12. Competing Reasoning Models
The reasoning model category has attracted every major lab:
| Model | Developer | Approach | Notable Strength |
|---|---|---|---|
| Claude 3.7 Sonnet (Extended Thinking) | Anthropic | Visible thinking mode; user can read CoT | Transparent reasoning; strong code |
| Gemini 2.0 Flash Thinking | Google DeepMind | Fast reasoning; shows thinking summary | Speed/cost ratio; multimodal reasoning |
| DeepSeek-R1 | DeepSeek (China) | Open-weight; visible step-by-step reasoning | Free to run locally; strong math |
| Grok 3 (Thinking) | xAI | Integrated reasoning in xAI platform | Real-time web access + reasoning |
| QwQ-32B | Alibaba (Qwen team) | Open-weight 32B reasoning model | Strong performance for model size |
13. Future of Reasoning Models
OpenAI's research trajectory and published work indicate several near-term directions:
- o5 and beyond: OpenAI has confirmed o5 is in development, targeting further gains on all reasoning benchmarks. Based on the o1→o3 jump, another significant performance improvement is expected.

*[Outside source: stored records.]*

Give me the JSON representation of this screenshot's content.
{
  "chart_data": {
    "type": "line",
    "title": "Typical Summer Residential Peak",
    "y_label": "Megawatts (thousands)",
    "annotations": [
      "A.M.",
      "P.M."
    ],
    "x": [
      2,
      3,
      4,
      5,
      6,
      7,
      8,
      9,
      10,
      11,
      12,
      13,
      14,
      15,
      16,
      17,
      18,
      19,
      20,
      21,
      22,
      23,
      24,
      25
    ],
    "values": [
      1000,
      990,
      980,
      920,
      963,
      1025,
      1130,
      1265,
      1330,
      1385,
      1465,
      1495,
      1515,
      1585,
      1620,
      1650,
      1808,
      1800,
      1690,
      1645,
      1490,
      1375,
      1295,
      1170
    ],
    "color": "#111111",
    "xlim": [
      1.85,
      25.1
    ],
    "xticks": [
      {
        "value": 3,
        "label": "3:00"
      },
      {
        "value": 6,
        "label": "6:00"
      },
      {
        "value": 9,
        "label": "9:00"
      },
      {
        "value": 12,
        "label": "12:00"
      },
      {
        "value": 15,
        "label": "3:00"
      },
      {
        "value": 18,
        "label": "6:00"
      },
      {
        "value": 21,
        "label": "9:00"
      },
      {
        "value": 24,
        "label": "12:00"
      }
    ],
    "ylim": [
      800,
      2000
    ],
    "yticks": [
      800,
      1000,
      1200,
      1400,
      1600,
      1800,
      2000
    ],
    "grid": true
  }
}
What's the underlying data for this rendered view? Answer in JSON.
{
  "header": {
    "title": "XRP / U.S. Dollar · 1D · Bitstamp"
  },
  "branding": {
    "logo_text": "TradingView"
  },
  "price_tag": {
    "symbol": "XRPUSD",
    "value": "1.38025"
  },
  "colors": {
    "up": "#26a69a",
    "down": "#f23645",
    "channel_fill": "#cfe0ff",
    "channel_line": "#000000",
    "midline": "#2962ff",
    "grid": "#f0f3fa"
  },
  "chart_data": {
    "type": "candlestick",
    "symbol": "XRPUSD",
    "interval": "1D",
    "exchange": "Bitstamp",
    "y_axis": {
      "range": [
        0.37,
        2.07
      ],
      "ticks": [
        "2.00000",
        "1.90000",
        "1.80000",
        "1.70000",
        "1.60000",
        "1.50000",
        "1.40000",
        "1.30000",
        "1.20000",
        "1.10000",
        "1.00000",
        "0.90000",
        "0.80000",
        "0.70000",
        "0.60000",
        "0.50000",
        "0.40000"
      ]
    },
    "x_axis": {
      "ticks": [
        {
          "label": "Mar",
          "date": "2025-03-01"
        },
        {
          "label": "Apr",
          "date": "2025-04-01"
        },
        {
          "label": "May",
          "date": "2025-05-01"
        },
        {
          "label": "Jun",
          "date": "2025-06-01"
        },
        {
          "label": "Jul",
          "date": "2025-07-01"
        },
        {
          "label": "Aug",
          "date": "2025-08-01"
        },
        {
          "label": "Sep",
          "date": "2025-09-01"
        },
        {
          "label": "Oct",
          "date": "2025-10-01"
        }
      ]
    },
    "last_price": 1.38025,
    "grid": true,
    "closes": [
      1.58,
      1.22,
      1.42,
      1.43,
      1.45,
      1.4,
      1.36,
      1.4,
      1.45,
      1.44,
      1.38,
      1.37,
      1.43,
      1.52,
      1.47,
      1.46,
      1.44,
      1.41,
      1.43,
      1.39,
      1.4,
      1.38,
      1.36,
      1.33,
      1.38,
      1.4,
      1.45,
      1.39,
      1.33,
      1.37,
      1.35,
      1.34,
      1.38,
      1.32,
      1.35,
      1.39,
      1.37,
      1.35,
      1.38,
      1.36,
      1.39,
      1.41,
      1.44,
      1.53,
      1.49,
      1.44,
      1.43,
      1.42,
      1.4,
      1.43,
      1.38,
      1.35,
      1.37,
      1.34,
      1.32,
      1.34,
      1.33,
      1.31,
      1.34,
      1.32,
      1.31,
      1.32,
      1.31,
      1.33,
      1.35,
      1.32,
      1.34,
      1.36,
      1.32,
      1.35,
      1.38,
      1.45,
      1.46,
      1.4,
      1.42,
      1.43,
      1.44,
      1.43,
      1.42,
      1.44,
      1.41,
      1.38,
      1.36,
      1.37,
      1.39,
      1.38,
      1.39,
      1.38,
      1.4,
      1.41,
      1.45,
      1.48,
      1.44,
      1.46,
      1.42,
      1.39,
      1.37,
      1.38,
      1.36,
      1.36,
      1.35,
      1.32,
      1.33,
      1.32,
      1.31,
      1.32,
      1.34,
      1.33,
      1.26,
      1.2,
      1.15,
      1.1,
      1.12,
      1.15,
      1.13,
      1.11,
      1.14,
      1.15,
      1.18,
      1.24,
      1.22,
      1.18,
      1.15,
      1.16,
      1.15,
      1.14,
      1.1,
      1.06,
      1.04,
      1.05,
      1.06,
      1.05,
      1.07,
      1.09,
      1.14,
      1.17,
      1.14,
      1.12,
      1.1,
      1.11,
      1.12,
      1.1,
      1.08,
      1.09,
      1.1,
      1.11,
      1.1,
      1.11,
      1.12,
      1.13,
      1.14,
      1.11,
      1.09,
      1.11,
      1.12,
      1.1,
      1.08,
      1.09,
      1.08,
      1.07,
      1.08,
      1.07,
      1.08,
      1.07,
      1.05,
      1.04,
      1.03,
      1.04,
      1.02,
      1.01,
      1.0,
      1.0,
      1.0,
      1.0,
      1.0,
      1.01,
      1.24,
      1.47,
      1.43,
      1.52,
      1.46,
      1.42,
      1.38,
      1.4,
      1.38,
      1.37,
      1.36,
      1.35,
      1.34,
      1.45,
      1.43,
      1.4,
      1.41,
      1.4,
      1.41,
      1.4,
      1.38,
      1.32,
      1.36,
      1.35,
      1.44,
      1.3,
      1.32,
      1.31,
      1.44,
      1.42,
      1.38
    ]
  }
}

- Real-time reasoning: Reducing thinking latency through speculative decoding and hardware optimization — making reasoning models viable for interactive use cases.
- Transparent reasoning: Anthropic's Claude Extended Thinking shows the chain-of-thought to users. OpenAI has resisted this (citing concerns about manipulability) but may offer optional transparency in research contexts.
- Multimodal reasoning: Deep integration of visual reasoning — not just analyzing images but reasoning through visual problems like diagrams, charts, and spatial puzzles — with the same depth applied to text.
- Agent-integrated reasoning: Reasoning models natively integrated with agentic frameworks — thinking not just about a single response but about multi-step plans, with the reasoning chain spanning across tool calls.
14. Frequently Asked Questions
- Do I need to add "think step by step" when using o3?
- No. Reasoning models do this internally. Explicitly prompting CoT can actually degrade performance on o-series models.
- Can I see what the model is thinking?
- Not directly. You can see the token count used for reasoning via
usage.completion_tokens_details.reasoning_tokensin the API response, but the reasoning content is not exposed. Anthropic's Claude Extended Thinking mode does show reasoning, if that transparency is important to you. - Why isn't o3 used for everything?
- Cost and latency. o3 is 4× more expensive than GPT-4o and 10× slower. For most everyday tasks, this tradeoff is not justified. It shines specifically on hard problems where being right matters more than being fast or cheap.
- Is o4-mini better than o3-mini?
- Yes, generally. o4-mini includes full multimodal support and outperforms o3-mini on most benchmarks at similar pricing, making o3-mini largely redundant for new projects.
- What is ARC-AGI and why does it matter?
- ARC-AGI is a benchmark designed to measure abstract reasoning from first principles — tasks that cannot be solved by memorizing training data. o3's 87.5% score was significant because the benchmark was specifically designed to resist AI systems, making it the first standardized test where AI has approached human average performance through genuine reasoning ability.
15. References & Further Reading
- OpenAI — Introducing o3 and o4-mini
- OpenAI — o1 System Card (2024)
- ARC Prize — o3 on ARC-AGI: Analysis and Implications
- Mialon et al. — GAIA Benchmark (2023)
- Papers With Code — ARC-AGI Leaderboard
- OpenAI Platform — Reasoning Models Guide
- SWE-bench Verified (2024)
Start with o4-mini at medium effort for your hardest coding or analysis tasks — compare the output quality to GPT-4o side by side. The difference on genuinely complex problems is usually immediate and striking, and at o4-mini pricing it costs only marginally more per request.